Although Meet the Robinsons is a bit too frenetic in its pace when it hits the era of the future for my personal taste, the ingeniousness of the material, adapted (and greatly expanded) from William Joyce's children's book, "A Day with Wilbur Robinson", is too smart to disregard as just mindless 3D family fare.  Eventually, even the pacing of the film ceased to bother me, as there is more plot and characters than customary for an animated family release, so if it seems in a constant hurry, there is a reason.  The characters are silly and quirky, but all distinctly colorful and well-designed, while the depictions of the future are vibrant, detailed, and interesting, without overdoing the special effects and action as other CGI films tend to do.

With fluid animation, distinctly defined characters, and a swift delivery from plot point to plot point, this is a brisk animated adventure that perhaps only could have been made better if it gave us a moment to catch our breath once the story kicks into overdrive.  There are many characters to introduce, but before we can get to know them we are in the thick of the time dilemma, and luckily that storyline proves to be interesting enough to hold our attention for the rest of the duration.  Eventually, you learn that it isn't important to know who all the characters are and what they mean, as this is more about finding family as a large entity than it is about a group of individuals.  There are some surprises along the way as far as what happens to Lewis and other characters in the past, but none of them will be surprising to those who've seen their share of time travel films, especially the highly influential Back to the Future series.

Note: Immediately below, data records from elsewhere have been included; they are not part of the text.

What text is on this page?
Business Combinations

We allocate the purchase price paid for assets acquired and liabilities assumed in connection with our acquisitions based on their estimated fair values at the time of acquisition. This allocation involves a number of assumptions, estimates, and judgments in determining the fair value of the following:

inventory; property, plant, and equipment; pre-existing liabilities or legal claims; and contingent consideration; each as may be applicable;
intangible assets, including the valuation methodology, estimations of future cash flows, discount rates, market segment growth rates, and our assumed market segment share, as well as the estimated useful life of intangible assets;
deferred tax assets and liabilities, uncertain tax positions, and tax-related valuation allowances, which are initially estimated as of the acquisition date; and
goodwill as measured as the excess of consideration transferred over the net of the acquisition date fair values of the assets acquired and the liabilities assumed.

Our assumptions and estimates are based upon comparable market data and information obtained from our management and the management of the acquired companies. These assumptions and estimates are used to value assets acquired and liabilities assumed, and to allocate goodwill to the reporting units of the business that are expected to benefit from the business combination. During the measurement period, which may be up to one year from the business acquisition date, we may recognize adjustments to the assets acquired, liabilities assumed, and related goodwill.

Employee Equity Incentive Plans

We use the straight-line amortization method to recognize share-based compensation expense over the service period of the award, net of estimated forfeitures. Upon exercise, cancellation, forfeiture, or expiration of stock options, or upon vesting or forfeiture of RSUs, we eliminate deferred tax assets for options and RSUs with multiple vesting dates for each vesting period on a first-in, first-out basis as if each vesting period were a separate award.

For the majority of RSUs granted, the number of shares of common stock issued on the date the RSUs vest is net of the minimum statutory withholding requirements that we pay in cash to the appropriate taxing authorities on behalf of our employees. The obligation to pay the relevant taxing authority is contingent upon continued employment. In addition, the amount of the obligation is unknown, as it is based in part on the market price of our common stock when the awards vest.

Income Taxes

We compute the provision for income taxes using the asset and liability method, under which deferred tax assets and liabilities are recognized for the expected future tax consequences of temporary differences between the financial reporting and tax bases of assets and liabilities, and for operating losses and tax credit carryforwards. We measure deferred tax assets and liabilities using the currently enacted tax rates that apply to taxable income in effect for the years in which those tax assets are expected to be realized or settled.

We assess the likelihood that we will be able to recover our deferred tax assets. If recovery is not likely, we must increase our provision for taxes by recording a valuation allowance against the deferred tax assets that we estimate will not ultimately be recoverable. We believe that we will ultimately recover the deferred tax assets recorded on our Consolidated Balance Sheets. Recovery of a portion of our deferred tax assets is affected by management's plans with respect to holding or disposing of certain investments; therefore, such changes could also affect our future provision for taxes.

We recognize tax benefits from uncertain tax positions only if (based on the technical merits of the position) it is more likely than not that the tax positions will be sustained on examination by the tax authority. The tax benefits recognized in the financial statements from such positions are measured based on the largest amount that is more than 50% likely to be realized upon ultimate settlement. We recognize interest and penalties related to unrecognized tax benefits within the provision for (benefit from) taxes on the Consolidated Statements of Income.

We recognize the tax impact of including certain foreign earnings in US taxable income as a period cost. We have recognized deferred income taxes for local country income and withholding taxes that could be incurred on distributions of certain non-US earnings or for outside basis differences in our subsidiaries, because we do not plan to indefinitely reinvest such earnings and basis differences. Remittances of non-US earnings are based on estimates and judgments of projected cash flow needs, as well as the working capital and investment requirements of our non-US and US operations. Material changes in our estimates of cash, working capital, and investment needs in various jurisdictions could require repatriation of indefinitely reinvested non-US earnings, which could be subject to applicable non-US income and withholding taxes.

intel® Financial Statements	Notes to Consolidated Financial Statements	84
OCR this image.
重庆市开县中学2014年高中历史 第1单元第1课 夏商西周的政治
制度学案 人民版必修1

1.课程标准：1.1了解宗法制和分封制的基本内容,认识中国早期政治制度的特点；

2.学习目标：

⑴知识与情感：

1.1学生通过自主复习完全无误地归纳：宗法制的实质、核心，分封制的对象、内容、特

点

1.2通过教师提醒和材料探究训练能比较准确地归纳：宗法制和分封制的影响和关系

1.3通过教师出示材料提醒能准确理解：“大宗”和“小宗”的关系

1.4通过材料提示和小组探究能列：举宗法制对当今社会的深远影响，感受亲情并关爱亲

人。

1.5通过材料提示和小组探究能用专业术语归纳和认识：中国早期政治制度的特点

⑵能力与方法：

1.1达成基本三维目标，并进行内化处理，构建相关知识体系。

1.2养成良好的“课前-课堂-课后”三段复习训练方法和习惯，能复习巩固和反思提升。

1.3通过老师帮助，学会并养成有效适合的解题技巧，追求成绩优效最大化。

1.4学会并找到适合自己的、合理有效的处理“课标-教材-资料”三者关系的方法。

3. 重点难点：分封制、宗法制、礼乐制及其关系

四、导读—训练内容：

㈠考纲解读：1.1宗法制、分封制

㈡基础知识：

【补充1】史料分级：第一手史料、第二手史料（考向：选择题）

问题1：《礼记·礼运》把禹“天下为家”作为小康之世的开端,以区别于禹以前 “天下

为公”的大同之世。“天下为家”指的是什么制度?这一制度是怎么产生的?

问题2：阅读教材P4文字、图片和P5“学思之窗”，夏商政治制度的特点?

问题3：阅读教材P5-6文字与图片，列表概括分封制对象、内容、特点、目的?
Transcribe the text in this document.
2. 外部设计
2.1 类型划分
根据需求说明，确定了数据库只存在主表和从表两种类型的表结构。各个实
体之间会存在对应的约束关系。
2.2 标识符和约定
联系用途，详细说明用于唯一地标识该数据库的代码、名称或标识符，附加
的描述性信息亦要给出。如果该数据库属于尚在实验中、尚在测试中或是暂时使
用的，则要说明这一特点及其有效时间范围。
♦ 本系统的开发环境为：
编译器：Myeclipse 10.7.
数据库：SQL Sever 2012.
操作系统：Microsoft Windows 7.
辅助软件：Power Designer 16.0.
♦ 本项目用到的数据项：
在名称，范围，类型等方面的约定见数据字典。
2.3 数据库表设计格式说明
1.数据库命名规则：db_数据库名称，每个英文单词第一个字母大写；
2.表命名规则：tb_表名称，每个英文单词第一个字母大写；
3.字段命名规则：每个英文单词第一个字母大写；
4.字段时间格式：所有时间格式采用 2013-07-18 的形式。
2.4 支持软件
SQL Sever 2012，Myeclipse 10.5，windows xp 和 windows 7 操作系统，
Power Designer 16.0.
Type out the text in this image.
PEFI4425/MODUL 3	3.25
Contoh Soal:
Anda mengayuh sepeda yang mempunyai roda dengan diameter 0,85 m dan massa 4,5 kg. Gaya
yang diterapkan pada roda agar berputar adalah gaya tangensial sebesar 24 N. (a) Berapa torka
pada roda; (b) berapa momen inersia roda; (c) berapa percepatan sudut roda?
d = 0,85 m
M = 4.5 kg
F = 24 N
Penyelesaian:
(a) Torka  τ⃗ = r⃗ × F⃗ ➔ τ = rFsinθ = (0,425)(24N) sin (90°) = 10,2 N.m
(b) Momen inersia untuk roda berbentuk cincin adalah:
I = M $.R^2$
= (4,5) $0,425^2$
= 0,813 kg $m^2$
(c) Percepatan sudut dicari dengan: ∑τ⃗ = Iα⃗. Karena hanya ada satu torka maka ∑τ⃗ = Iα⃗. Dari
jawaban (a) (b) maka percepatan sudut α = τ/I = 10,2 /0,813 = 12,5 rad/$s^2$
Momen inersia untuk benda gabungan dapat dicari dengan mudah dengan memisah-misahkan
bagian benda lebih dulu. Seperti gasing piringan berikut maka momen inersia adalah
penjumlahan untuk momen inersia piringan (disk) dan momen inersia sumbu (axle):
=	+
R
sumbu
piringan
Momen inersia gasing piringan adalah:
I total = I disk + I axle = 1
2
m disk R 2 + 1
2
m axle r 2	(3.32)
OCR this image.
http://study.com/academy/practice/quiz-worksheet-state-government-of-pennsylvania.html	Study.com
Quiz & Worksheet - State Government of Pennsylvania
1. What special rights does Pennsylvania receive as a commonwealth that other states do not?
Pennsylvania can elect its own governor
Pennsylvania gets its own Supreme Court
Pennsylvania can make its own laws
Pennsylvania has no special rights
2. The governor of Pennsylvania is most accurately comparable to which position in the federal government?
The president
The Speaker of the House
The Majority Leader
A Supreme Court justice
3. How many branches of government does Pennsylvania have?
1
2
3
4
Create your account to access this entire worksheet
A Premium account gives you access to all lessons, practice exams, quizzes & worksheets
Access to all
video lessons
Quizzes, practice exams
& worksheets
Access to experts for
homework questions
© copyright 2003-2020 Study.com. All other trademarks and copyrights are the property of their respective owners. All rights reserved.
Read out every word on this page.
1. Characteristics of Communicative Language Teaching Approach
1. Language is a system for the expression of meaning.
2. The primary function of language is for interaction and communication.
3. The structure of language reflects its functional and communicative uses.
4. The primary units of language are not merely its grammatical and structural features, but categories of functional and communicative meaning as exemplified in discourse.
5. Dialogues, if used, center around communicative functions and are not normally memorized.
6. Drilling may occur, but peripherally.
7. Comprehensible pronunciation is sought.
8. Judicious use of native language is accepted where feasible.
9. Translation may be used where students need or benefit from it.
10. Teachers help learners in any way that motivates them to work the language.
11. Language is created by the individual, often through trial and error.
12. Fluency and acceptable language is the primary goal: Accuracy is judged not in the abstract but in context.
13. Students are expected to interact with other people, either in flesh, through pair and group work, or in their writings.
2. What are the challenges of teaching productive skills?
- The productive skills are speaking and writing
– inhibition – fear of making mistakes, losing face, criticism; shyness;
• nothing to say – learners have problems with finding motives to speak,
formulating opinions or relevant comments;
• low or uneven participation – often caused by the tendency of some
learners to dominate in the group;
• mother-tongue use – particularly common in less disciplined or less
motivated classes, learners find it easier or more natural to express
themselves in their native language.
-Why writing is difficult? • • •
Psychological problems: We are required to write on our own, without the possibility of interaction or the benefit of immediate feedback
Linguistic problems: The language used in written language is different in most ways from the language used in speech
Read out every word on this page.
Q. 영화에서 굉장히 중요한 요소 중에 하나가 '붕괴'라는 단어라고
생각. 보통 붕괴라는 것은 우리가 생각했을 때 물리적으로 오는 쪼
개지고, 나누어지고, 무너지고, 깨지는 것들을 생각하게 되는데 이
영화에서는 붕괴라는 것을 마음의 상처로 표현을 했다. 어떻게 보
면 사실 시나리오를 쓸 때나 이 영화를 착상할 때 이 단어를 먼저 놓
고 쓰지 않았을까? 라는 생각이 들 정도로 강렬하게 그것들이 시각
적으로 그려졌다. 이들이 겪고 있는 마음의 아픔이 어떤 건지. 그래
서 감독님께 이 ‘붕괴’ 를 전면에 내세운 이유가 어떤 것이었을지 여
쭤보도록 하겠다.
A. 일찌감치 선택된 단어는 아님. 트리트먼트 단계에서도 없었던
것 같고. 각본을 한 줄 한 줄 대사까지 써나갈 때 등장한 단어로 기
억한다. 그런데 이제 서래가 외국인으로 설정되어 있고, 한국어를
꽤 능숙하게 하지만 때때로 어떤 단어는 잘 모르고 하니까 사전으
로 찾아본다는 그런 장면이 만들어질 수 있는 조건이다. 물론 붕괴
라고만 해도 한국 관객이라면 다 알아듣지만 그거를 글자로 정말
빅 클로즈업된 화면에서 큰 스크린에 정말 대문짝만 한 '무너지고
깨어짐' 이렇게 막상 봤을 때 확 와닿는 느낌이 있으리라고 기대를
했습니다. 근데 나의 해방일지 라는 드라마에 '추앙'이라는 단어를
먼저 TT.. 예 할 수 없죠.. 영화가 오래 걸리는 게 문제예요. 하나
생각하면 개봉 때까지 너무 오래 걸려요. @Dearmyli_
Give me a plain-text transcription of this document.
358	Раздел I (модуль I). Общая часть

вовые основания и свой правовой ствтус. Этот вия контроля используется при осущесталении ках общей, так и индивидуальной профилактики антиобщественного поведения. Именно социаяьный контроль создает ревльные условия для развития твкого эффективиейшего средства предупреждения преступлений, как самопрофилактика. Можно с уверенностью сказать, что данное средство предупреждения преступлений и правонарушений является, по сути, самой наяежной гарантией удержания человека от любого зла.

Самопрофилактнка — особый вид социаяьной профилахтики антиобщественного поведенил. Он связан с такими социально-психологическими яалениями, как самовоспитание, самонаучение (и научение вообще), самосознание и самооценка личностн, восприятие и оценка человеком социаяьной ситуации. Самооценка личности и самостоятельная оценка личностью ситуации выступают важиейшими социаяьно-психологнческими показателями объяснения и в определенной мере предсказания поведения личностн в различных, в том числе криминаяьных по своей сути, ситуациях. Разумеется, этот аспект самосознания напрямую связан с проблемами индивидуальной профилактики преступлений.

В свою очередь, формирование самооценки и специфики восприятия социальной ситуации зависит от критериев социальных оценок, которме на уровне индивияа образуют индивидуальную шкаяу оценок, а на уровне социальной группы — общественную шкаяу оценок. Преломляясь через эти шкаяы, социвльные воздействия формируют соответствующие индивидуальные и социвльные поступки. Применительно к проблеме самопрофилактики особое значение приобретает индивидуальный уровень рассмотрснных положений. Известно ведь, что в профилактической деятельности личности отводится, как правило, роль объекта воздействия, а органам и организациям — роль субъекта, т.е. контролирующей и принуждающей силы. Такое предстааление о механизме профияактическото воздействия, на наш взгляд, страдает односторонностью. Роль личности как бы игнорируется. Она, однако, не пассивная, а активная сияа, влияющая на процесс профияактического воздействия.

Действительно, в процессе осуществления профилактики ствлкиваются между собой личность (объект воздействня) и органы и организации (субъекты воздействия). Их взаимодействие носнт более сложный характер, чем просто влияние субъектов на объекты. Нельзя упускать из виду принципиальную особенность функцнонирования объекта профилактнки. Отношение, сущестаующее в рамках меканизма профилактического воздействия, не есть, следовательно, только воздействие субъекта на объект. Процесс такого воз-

Meet the Robinsons is a better-than-average Disney animated film that strikes at nearly every demographic with competency.  It doesn't bother trying to play stupid in order to keep the youngest audience members up to speed (they may not understand it all, but it most likely won't matter), and unlike many family films, it completely avoids all fart jokes and mild innuendo for easy laughs.  It may not be laugh-out-loud hilarious, but it has enough creativity, characterizations, and wit to merit a viewing for those looking for a family-oriented film without the hangover for adults who are easily fatigued watching CG-rendered, overly-excitable animals spazzing out for 90 minutes.